The catch (if you type in "The Catch" in Google, and nothing else, a number of videos of Mays' miraculous catch come up) is often described as "over the shoulder," but I swear, it should be described as "over the head." Mays extends his gloved hand while still running in a hard sprint (go ahead and try that hand-eye exercise some time) and somehow, the ball dies in the pocket of his well-worn leather MacGregor.

I don't know how he does it. I'm assuming he had eyes on the ball the whole way, but you'd never know it watching the clip. Maybe he did have eyes in the back of his head, because that's what it looks like it takes to make the catch. But it just happens anyway, as if it was preordained.

And maybe it was. I think some athletes are just hot-wired for greatness in that way.

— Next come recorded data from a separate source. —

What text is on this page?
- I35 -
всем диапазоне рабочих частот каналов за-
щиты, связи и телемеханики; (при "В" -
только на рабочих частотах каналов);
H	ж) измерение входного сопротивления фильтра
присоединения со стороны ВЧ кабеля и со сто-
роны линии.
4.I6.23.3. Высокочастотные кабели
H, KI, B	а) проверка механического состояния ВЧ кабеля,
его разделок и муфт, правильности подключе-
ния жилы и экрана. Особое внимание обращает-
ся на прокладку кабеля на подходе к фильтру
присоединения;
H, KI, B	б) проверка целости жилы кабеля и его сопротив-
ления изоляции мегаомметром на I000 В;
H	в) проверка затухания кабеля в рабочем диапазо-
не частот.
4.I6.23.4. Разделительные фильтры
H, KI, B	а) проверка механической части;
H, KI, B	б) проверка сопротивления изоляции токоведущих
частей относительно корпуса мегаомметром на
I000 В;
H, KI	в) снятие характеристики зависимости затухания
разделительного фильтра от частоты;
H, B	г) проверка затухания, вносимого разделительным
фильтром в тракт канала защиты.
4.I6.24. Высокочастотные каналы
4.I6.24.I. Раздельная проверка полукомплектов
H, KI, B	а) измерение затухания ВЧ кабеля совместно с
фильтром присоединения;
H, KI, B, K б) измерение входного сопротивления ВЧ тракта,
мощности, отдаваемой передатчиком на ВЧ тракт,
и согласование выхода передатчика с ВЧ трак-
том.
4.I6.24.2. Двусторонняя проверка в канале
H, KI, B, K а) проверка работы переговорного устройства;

The Catch might be major league baseball's best defensive play of all time, given that it was in the World Series and all the weight that implies. And if it isn't, well, it's certainly leading the argument.

And while you always know it's Willie Mays making the catch, there's more than that singular moment to define who he was. In an era that featured the likes of Jackie Robinson, Mickey Mantle, Hank Aaron, Stan Musial, Ted Williams, Roberto Clemente, and a host of other Hall of Famers, Mays might arguably be the best all-around player of all time given his combined skills.

He was a career .301 hitter with 660 home runs, 1,909 RBIs and 3,292 hits. He also won 12 Gold Glove Awards for his defense, playing six seasons before the Gold Glove Award was even conceived. He was the complete package.

Mays died Tuesday, taking with him yet another vestige of my youth. He was 93. He passed just six days after another sports icon, Jerry West of the Los Angeles Lakers, died at the age of 86. This is simply happening way too fast for us Baby Boomers.

I'm a child of the '50's, and not surprisingly Willie Mays was one of my baseball heroes. One way that I honored him was that his baseball card never made its way to the spokes of my bicycle wheels to make my Schwinn sound kind of like a faux motorcycle engine. He had a permanent place of honor in the baseball card collection of my shoe box. 

I also liked the easy-to-identify simplicity of his name. Willie Mays. Talk about preordained  – that was a name made for baseball. Then there were all those homers and clutch hits. I was a kid, so I didn't appreciate until way later in my life what he meant to the civil rights movement or the struggles that he negotiated in the ever-changing landscape of American culture.

There was just his confident smile and the ever-present threat that he was going to do in my Phillies once again.


 The Polo Grounds in Upper Manhattan. Willie Mays made The Catch just to the right of the center field cutout about 450 feet away from home plate. That's just ridiculous.